TIIN41 The taxation of index-linked gilt-edged securities

Legislation will be introduced in Finance Bill 2011 to amend existing rules so that gilt-edged securities whose return is calculated by reference to an index of prices published by the Office for National Statistics are taxed in the same way as gilt-edged securities linked to the retail prices index (RPI).

Changes to the rules for revaluing and indexing certain types of pensions, effective from 2011, may lead to demand from pension funds for gilt-edged securities linked to the consumer prices index or other indices of prices.

The change announced in this measure is designed to ensure that if the Government decides to issue a gilt-edged security linked to an index of prices other than the RPI, it will be taxed in the same way as current gilt-edged securities linked to the RPI.

The legislation will have effect in respect of index-linked gilt-edged securities issued on and after the day on which Finance Bill 2011 receives Royal Assent.

TIIN42 Charities: transitional rleif on distributions: repeal of redundant relief

Repayable tax credits on distributions by companies to shareholders were withdrawn from 1999-2000. A transitional relief was introduced for charities on distributions received between 6 April 1999 and 5 April 2004. The relief allowed charities to continue to claim repayments of tax on distributions on a reducing basis. The final date for making a claim under this provision was 5 April 2006.

The legislation relating to the transitional relief is now obsolete and will be repealed with effect form the date of Royal Assent to the Finance Bill 2011.

TIIN43 Millenium gift aid:Repeal of redundant relief

The legislation which gave relief to donors and charities until 31 December 2000 is now obsolete and is to be withdrawn.

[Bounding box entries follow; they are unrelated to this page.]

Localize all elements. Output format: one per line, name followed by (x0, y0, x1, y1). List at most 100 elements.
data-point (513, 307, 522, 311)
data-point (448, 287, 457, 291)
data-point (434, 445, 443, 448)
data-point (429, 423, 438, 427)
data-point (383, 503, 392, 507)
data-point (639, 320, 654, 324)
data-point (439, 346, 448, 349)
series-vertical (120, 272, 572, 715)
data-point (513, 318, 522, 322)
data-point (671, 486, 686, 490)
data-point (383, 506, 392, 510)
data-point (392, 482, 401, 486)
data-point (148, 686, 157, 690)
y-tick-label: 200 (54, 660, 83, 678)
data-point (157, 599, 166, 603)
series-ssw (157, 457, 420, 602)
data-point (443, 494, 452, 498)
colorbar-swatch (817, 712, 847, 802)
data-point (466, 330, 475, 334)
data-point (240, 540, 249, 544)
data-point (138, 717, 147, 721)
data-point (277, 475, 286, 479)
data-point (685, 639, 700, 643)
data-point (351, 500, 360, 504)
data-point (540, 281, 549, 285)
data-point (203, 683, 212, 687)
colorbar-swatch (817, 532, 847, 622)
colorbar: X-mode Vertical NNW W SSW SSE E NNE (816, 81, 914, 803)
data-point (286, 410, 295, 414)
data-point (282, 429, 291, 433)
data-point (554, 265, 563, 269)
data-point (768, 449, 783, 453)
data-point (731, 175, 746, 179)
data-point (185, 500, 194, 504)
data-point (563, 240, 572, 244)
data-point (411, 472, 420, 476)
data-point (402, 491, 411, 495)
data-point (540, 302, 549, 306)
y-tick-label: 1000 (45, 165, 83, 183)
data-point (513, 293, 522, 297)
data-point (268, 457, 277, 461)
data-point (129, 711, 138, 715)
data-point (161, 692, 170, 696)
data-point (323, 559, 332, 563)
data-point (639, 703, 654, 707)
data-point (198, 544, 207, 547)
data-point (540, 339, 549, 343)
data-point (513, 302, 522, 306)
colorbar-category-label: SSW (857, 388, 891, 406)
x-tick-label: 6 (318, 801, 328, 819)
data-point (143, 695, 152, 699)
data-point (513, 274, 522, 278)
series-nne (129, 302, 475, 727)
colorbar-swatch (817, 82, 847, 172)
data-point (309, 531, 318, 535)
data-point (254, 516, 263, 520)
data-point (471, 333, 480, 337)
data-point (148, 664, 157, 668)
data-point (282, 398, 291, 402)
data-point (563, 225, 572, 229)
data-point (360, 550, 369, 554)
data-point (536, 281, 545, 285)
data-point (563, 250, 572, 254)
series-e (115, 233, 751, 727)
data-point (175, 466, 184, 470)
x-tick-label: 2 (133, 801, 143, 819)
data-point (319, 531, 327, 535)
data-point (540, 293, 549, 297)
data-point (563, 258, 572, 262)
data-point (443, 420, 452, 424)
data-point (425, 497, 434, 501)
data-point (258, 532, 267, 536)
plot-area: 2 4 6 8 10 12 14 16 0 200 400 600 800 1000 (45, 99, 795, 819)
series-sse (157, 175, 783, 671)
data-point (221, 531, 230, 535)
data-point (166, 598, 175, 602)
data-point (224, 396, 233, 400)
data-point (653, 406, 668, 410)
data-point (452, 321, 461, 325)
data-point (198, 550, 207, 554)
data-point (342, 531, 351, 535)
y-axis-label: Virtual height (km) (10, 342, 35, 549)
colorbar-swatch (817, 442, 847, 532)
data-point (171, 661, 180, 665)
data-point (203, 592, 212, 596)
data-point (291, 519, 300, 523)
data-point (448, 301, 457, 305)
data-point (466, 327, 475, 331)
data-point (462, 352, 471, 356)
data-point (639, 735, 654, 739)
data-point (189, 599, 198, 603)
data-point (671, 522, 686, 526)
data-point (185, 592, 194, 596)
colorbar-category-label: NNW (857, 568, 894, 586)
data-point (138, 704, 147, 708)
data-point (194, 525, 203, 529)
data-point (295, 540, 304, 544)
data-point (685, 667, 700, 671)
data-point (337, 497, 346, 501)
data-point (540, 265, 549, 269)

TIIN44 Payroll giving supplement: Repeal of redundant relief

The legislation which paid a supplement to charities on donations made under payroll giving before 6 April 2006, is obsolete and to be withdrawn.

TIIN45 National Savings Bank Ordinary Account interest: repeal of redundant relief

The annual exemption from tax for the first £70 of interest arising on National Savings and Investment Ordinary Accounts is formally withdrawn.

The exemption is to be removed from the date of Royal Assent to FA 2011 as part of the goal of simplifying the tax system. As the press release explains, however, no one is expected to be affected by the withdrawal of this relief. This is because the accounts in question were withdrawn by NSI in 2004.

TIIN46 Stamp Duty: Repeal of Redundant Reliefs and Exemptions

In line with recommendations made by the Office of Tax Simplification (OTS), the 2011 Finance Bill will repeal the following legislation on redundant stamp duty reliefs and exemptions:

  • FA 1944, s. 45 (assignments by seamen);
  • FA 1953, s. 31 (instruments relating to National Savings); and
  • FA 1999, Sch. 13, para. 24(b) (instruments relating to the sale of ships or vessels).